Tenerife has several gorges that are a tourist attraction. Barranco del Masca is one of the top ones. It lies in the “butt” of the duck, which the island map strongly resembles, for strict geographers in the northwest of the island.
Barranco del Masca
Descending this canyon is like a journey to the Mesozoic Mountains, and every time a bird screeches, you will wonder if it was a prehistoric lizard. Getting to the village of Masca, 650 metres above sea level, is an experience. For those behind the wheel and those who are “only” being driven. Luckily we had “burp” bags in the car, as I’ve known these people I’m hanging out with for quite some time.

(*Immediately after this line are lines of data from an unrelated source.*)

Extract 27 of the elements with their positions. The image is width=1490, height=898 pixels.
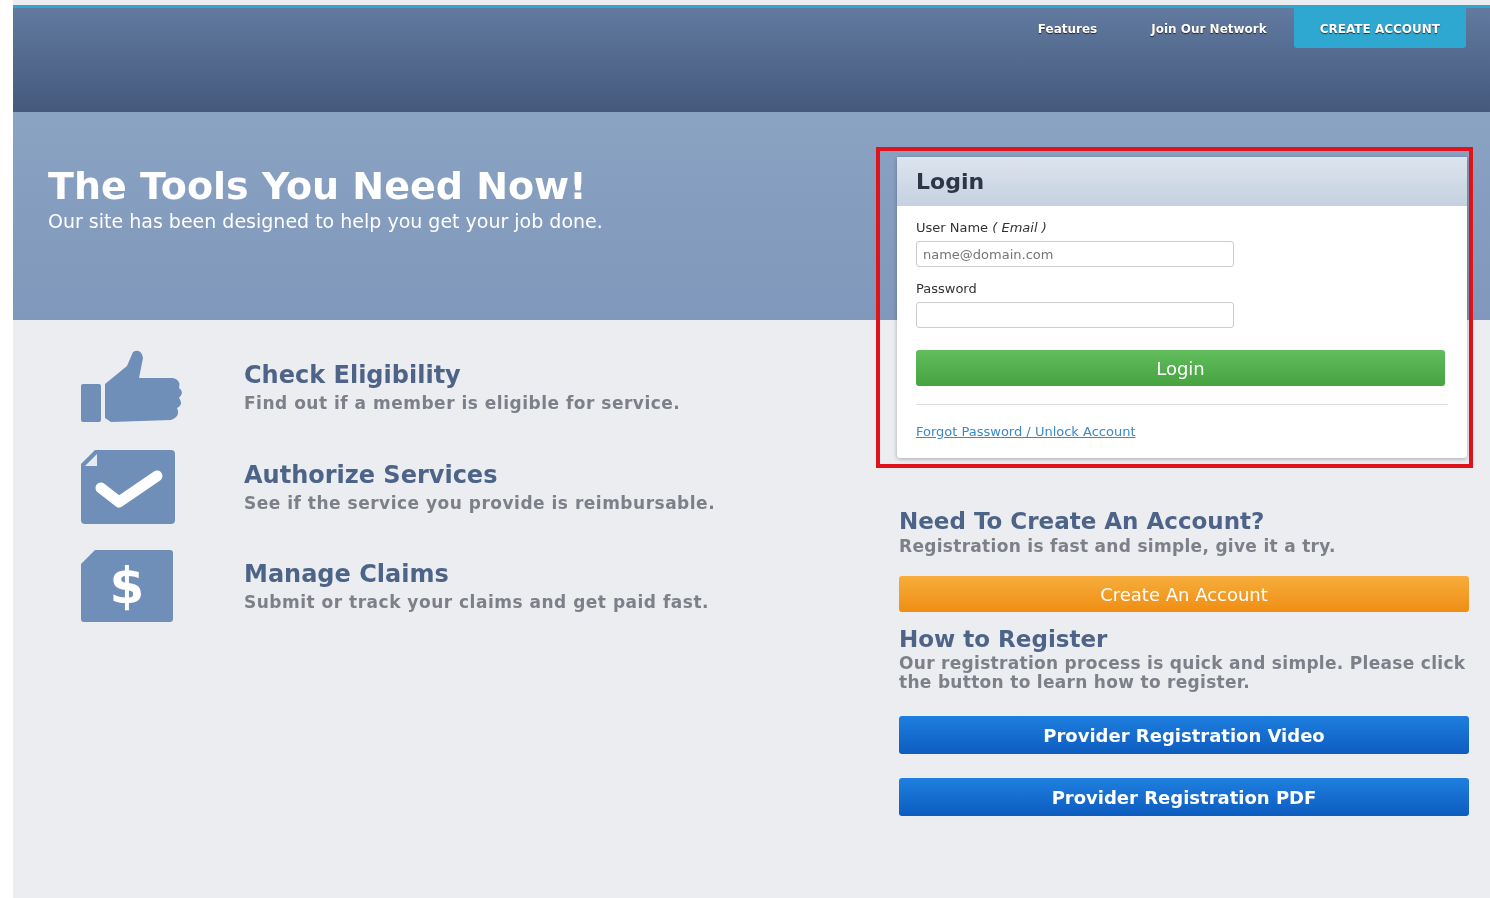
feature-description: See if the service you provide is reimbursable. xyxy=(244,493,716,513)
checkmark-document-icon xyxy=(81,450,175,524)
password-field[interactable] xyxy=(916,302,1234,328)
password-label: Password xyxy=(916,281,978,296)
section-text: Registration is fast and simple, give it a try. xyxy=(899,536,1337,556)
hero-subtitle: Our site has been designed to help you get your job done. xyxy=(48,210,604,232)
create-account-button[interactable]: CREATE ACCOUNT xyxy=(1293,8,1466,48)
username-label: User Name ( Email ) xyxy=(916,220,1048,235)
feature-title: Check Eligibility xyxy=(244,361,462,389)
section-title: Need To Create An Account? xyxy=(899,508,1266,534)
nav-link[interactable]: Join Our Network xyxy=(1124,8,1294,50)
section-title: How to Register xyxy=(899,626,1109,652)
feature-description: Submit or track your claims and get paid fast. xyxy=(244,592,710,612)
hero-title: The Tools You Need Now! xyxy=(48,164,588,208)
username-field[interactable]: name@domain.com xyxy=(916,241,1234,267)
thumbs-up-icon xyxy=(81,350,185,424)
registration-button[interactable]: Provider Registration Video xyxy=(899,716,1469,754)
registration-button[interactable]: Provider Registration PDF xyxy=(899,778,1469,816)
feature-title: Authorize Services xyxy=(244,461,499,489)
section-text: Our registration process is quick and simple. Please click the button to learn how to register. xyxy=(899,654,1467,692)
login-button[interactable]: Login xyxy=(916,350,1445,386)
forgot-password-link[interactable]: Forgot Password / Unlock Account xyxy=(916,424,1136,439)
dollar-document-icon: $ xyxy=(81,550,173,622)
feature-title: Manage Claims xyxy=(244,560,450,588)
feature-description: Find out if a member is eligible for service. xyxy=(244,393,681,413)
login-title: Login xyxy=(897,157,1467,206)
nav-link[interactable]: Features xyxy=(1010,8,1125,50)
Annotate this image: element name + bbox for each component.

Logistically, we took one car ride to the village, and one car stayed in Los Gigantes. We wanted to avoid going down the gorge and then up and enjoy it. Plus, we had a 2000-meter descent from Teide in our legs, and our knees needed special care.
Masca
The history of the village goes back several centuries. Before the arrival of the Spaniards, only the Guanches, the original inhabitants of the Canary Islands, lived here. After colonisation, the Spaniards started sugar cane and banana plantations. However, the region was often the target of pirate attacks, forcing the inhabitants to retreat to the nearby hills and mountains. This is actually how Masca came into being.
In the 20th century, the village of Masca was wholly isolated from the rest of the island, connected to civilisation only by poor-quality dirt trails. It wasn’t until 1991 that a winding serpentine road was built, and the village suddenly became iconic. But parking space is scarce here. Masca has become unique because of this road, its history, the Los Gigantes cliffs and the gorge, which is probably the most beautiful in Tenerife. A mountainous landscape with traditional stone houses and excellent hiking trails.
Downhill trail Masca
The descent into the gorge starts 400 vertical metres down. The gorge gradually narrows, and a nice path alternates with rock scrambles. The poles we appreciated at the beginning are now hanging on our backpacks. They are tiresome on the climbs.

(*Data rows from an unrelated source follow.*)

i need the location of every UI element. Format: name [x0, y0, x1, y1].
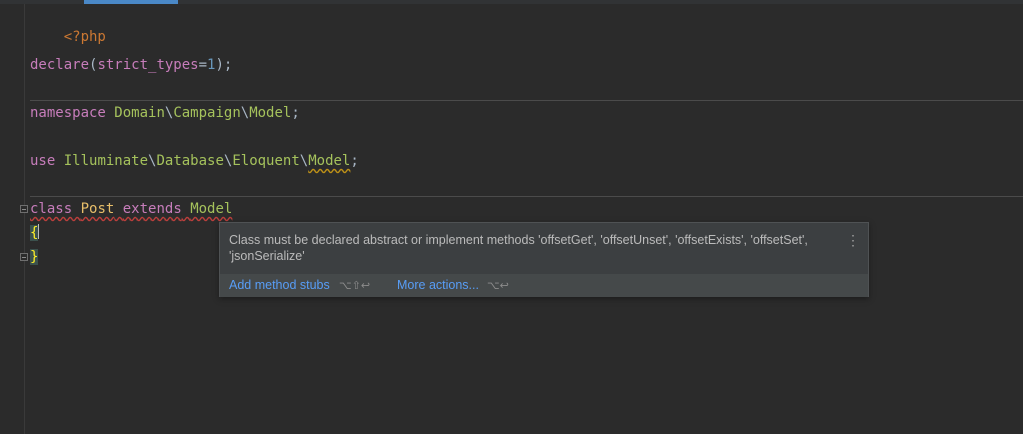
method-separator — [30, 100, 1023, 101]
code-line-1[interactable]: <?php — [30, 7, 106, 45]
popup-actions-bar: Add method stubs ⌥⇧↩ More actions... ⌥↩ — [220, 274, 868, 297]
code-line-11[interactable]: } — [30, 247, 39, 267]
namespace-segment: Model — [249, 105, 292, 121]
more-actions-shortcut: ⌥↩ — [487, 279, 509, 292]
namespace-keyword: namespace — [30, 105, 106, 121]
fold-toggle-icon[interactable] — [20, 253, 28, 261]
strict-types-directive: strict_types — [97, 57, 199, 73]
code-line-5[interactable]: namespace Domain\Campaign\Model; — [30, 103, 300, 123]
php-open-tag: <?php — [63, 29, 106, 45]
semicolon: ; — [291, 105, 300, 121]
namespace-separator: \ — [299, 153, 309, 169]
class-name: Post — [80, 201, 115, 217]
open-brace: { — [30, 225, 39, 241]
method-separator — [30, 196, 1023, 197]
namespace-separator: \ — [240, 105, 250, 121]
active-tab-indicator[interactable] — [84, 0, 178, 4]
code-line-7[interactable]: use Illuminate\Database\Eloquent\Model; — [30, 151, 359, 171]
code-line-9[interactable]: class Post extends Model — [30, 199, 232, 219]
code-editor[interactable]: <?php declare(strict_types=1); namespace… — [0, 0, 1023, 434]
imported-class[interactable]: Model — [308, 153, 350, 169]
text-caret — [38, 224, 40, 239]
namespace-segment: Domain — [114, 105, 165, 121]
namespace-segment: Campaign — [173, 105, 241, 121]
import-segment: Eloquent — [232, 153, 300, 169]
class-keyword: class — [30, 201, 73, 217]
import-segment: Illuminate — [63, 153, 149, 169]
fold-toggle-icon[interactable] — [20, 205, 28, 213]
use-keyword: use — [30, 153, 56, 169]
inspection-popup: Class must be declared abstract or imple… — [219, 222, 869, 297]
code-line-10[interactable]: { — [30, 223, 40, 243]
semicolon: ; — [350, 153, 359, 169]
declare-keyword: declare — [30, 57, 90, 73]
inspection-message: Class must be declared abstract or imple… — [229, 233, 808, 263]
equals-sign: = — [198, 57, 208, 73]
code-line-3[interactable]: declare(strict_types=1); — [30, 55, 232, 75]
add-method-stubs-shortcut: ⌥⇧↩ — [339, 279, 371, 292]
gutter-divider — [24, 4, 25, 434]
more-options-icon[interactable]: ⋮ — [846, 232, 860, 248]
paren-close: ); — [215, 57, 233, 73]
extends-keyword: extends — [122, 201, 182, 217]
more-actions-link[interactable]: More actions... — [397, 274, 479, 297]
close-brace: } — [30, 249, 39, 265]
add-method-stubs-link[interactable]: Add method stubs — [229, 274, 330, 297]
import-segment: Database — [156, 153, 224, 169]
parent-class-name: Model — [190, 201, 233, 217]
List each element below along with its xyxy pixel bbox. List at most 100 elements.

We go slowly, not because we can’t manage, but because the surroundings don’t want to let us go. A rock and plant theatre is going on around us. Weathered lava rocks, many bird nests in holes, plant endemics everywhere you look. Rock cliffs reach heights of 200 metres.
You can’t peek up and also underfoot, so we were enjoying the slow progress. Such an echo as in some places I have not heard anywhere else.
To the beach
After three hours, the trail levels out, and we don’t drop much more. The gorge widens again until it ends on the beach, which is impossible to escape except by boat. We had our boat departure to Los Gigantes booked for four o’clock.

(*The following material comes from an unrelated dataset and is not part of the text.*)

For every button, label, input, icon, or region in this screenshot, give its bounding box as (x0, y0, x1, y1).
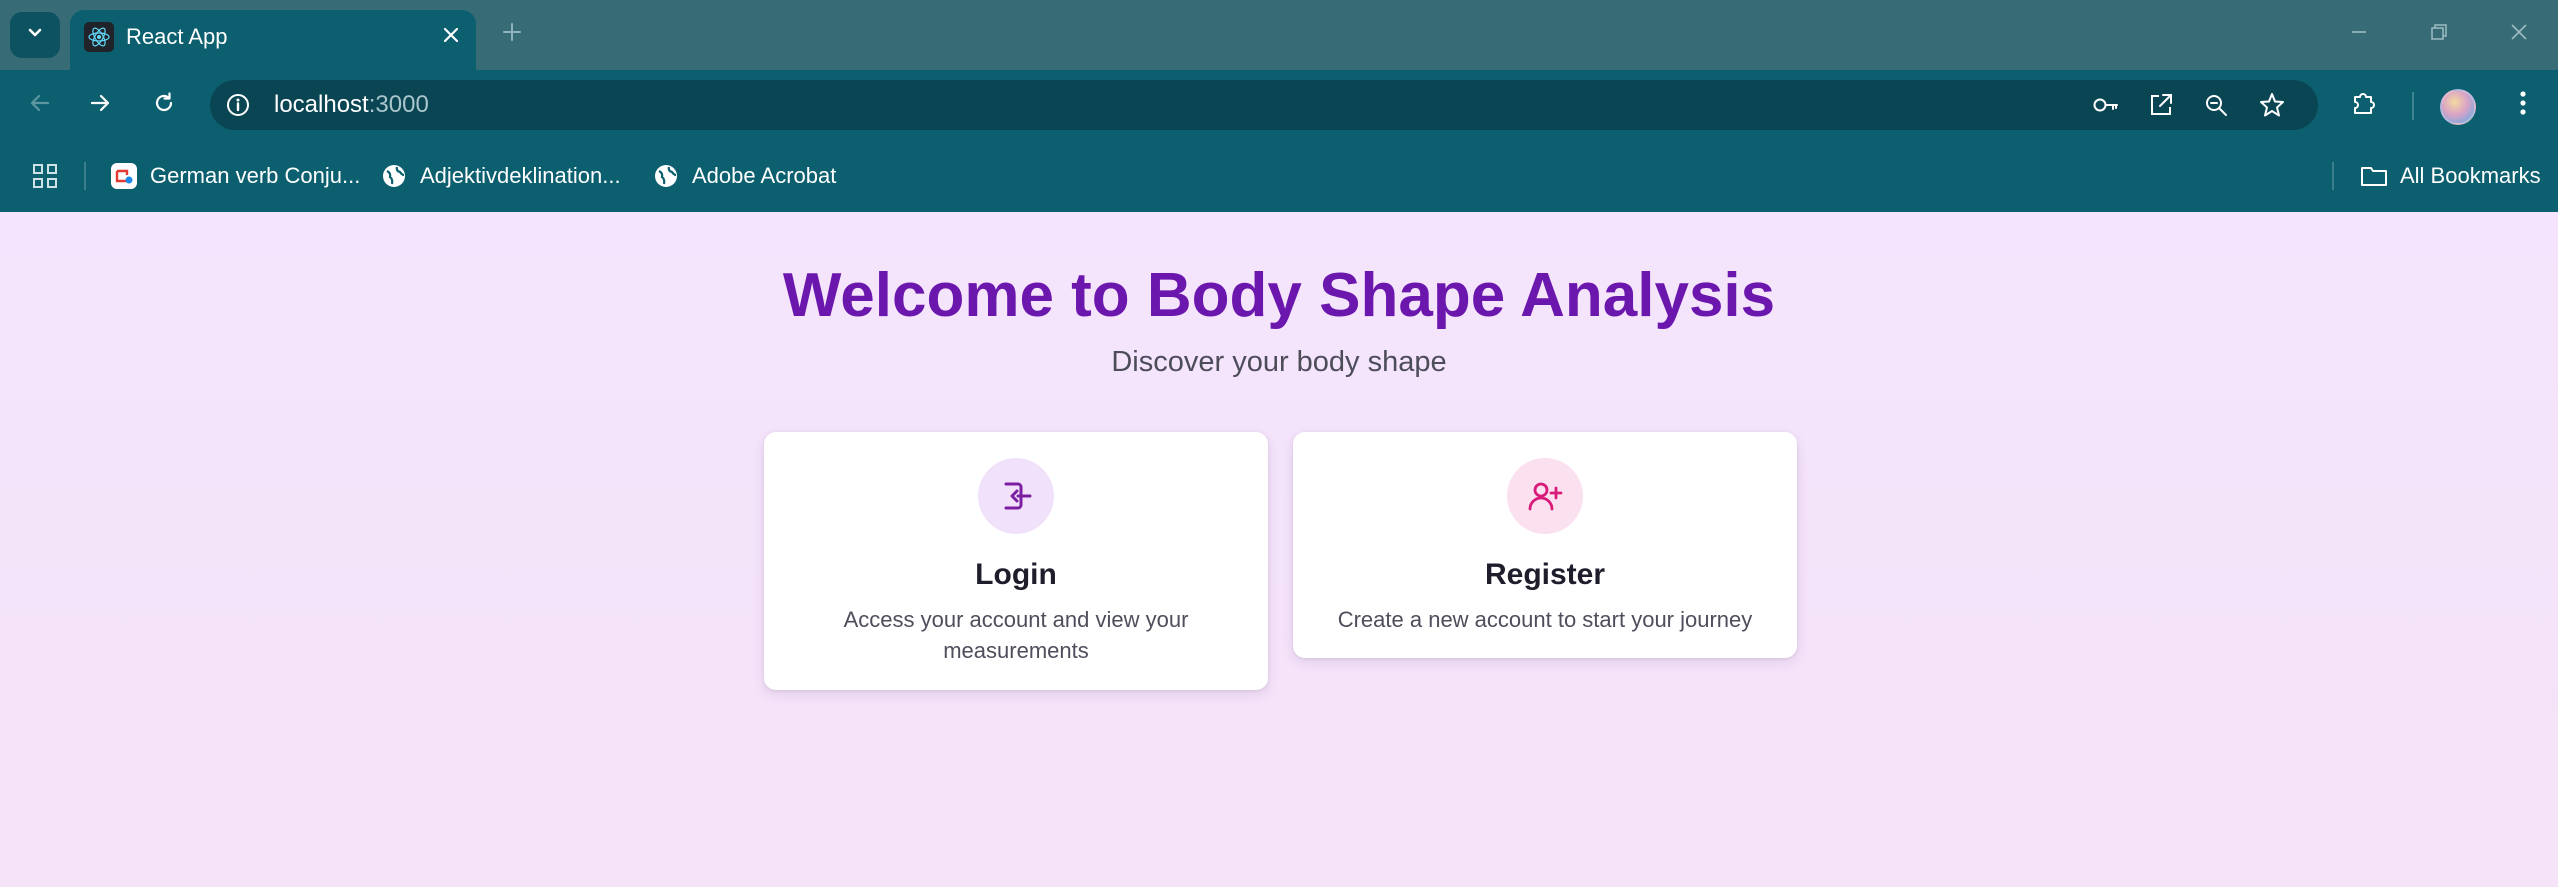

Still, by three o’clock, the boat called us to hurry up because a storm was coming, and if it hit, they would leave us behind. We moved, but we still got into the boat, jumping like fish in knee-deep water. The boat was shaking; it couldn’t land. We all got a beer each from the boatmen as a reward for the fantastic jumps.
The storm didn’t come in the end, but speaking of weather, don’t venture into Masca after or during the big day. The trip could turn into an adrenaline rush canyoning. And that could be pretty fun without gear.